With this paragraph the story of the vision of Nephi is focused more particularly on the United States. The prophet sees multitudes gathered here.
The First Settlers. The explorations of the Cabots proved the beginning of the colonization of North America. Before the close of the 17th century, the French had explored the Great Lakes, the Fox, Maumee, Wabash, Wisconsin, and Illinois rivers, and the Mississippi from the Falls of St. Anthony to the Gulf. They had traversed a vast region from New Foundland to Texas. In 1688, the population of this "New France" was estimated at 11,000.
British sailors and colonists were also moved upon to settle in the new country. Sir Martin Frobisher, in 1576, entered Baffin Bay and declared the country in that region to be the possession of the British crown. Sir Francis Drake, from a mountain top in Panama, gazed upon the Pacific, and decided that he would sail on that ocean. He went through the straits of Magellan and then coasted north as far as Oregon. Sir Humphry Gilbert and his half-brother Sir Walter Raleigh planted colonies here and hunted for gold and pearls, and learned to use tobacco. At that time England was threatened by the Spanish Armada, and when Sir Walter returned to America, after an absence of three years, he found that his family and colony had perished. How, history does not say. In 1607, the London Company sent a colony to South Virginia, where Captain Newport founded the first permanent English settlement in the United States. It was called Jamestown in honor of the King of England. Another trading concern, the Plymouth Company, sent settlers to North Virginia.

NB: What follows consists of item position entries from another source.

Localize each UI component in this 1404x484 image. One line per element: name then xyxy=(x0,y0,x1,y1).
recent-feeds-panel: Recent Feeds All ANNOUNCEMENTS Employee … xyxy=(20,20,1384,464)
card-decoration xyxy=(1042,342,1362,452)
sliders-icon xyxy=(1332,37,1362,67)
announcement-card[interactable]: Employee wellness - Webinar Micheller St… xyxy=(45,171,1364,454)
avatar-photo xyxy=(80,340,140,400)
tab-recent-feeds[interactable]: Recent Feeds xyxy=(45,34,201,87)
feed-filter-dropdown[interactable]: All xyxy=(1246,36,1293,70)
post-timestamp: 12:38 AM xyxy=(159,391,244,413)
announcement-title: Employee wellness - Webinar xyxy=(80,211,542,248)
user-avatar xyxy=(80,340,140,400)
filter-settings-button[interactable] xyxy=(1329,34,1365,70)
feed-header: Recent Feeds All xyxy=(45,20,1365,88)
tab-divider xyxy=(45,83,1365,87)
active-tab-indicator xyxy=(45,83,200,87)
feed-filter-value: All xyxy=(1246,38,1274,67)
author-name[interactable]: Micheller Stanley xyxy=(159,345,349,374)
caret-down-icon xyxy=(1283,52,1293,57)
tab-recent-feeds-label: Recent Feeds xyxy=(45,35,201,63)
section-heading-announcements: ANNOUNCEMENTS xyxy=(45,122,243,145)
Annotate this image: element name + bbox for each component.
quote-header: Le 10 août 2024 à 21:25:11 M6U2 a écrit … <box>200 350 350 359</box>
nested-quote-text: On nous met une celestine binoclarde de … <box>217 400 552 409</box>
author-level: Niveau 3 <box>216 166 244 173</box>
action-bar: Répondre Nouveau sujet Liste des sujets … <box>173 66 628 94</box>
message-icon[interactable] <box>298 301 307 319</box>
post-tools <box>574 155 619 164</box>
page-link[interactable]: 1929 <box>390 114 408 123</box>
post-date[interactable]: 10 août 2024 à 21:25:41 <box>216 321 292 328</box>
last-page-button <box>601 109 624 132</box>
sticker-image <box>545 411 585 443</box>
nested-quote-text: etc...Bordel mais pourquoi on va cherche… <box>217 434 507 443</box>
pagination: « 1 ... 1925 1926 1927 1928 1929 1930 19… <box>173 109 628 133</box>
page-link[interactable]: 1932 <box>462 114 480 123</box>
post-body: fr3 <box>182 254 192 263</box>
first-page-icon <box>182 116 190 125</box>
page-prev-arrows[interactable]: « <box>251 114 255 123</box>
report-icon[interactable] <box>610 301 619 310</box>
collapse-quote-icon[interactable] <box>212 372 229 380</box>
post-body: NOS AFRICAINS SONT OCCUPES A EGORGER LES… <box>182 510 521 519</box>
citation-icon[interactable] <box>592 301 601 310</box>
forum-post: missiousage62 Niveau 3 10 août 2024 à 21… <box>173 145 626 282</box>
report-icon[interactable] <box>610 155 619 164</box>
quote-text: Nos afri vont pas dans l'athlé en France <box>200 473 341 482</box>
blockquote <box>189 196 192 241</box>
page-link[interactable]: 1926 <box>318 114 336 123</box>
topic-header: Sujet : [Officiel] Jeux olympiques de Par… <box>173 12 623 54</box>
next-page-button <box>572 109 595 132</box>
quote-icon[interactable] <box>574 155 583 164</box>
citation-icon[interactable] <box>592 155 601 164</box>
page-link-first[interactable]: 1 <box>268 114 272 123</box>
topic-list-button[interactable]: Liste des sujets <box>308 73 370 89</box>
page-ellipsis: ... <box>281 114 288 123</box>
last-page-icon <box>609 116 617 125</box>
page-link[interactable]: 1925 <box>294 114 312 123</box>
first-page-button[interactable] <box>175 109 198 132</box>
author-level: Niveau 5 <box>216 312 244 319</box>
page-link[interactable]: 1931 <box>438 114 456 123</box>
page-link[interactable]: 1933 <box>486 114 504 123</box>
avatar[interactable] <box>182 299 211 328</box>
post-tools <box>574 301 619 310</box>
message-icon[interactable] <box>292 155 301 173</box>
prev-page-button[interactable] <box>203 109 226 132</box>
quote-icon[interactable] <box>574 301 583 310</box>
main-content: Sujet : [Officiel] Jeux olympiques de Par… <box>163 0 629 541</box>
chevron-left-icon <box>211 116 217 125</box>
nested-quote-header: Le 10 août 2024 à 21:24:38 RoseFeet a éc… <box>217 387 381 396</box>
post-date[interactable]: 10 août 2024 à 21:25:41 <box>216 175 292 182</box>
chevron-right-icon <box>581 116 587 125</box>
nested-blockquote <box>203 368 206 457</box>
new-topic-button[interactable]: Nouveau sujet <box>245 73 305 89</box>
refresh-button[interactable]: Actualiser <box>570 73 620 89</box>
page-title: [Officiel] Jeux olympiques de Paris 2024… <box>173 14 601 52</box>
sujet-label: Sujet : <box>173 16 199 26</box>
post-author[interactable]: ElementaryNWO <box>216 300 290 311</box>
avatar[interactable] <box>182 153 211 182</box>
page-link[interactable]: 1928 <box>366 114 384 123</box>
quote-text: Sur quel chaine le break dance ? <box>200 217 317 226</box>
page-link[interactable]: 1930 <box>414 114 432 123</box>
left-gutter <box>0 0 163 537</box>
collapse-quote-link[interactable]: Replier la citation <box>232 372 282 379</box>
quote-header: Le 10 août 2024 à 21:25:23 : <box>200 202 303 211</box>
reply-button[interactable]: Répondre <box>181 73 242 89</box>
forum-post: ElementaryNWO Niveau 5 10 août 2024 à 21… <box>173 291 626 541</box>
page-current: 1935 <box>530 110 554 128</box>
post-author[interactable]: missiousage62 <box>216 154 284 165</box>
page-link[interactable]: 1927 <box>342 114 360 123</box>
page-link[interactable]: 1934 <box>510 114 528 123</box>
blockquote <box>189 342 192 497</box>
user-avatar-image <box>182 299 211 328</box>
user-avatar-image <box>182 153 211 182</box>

In 1609, Captain Henry Hudson, an English navigator in Dutch service, entered the Hudson River. The Hollanders claimed the territory called New Netherland, where the foundations of the city of New York were laid, in 1613.
The first permanent settlement in Delaware was made near Wilmington by Swedish colonists, in 1638, on a tract of land called New Sweden. Swedes also established the first settlement in Pennsylvania, but these settlements were soon absorbed by the Hollanders and then by the English.
The period between 1607 and 1775 saw the English settlements expand and become thirteen prosperous colonies. They were: Virginia, Massachusetts, New Hampshire, Connecticut, Rhode Island, New York, New Jersey, Pennsylvania, Delaware, Maryland, South Carolina, North Carolina and Georgia. They had little in common. Each colony had its own problems, its own struggles. But this seeming disorder was but transitory. The Divine Architect was assembling his material for a new nation, destined to raise the Ensign of liberty to all the world.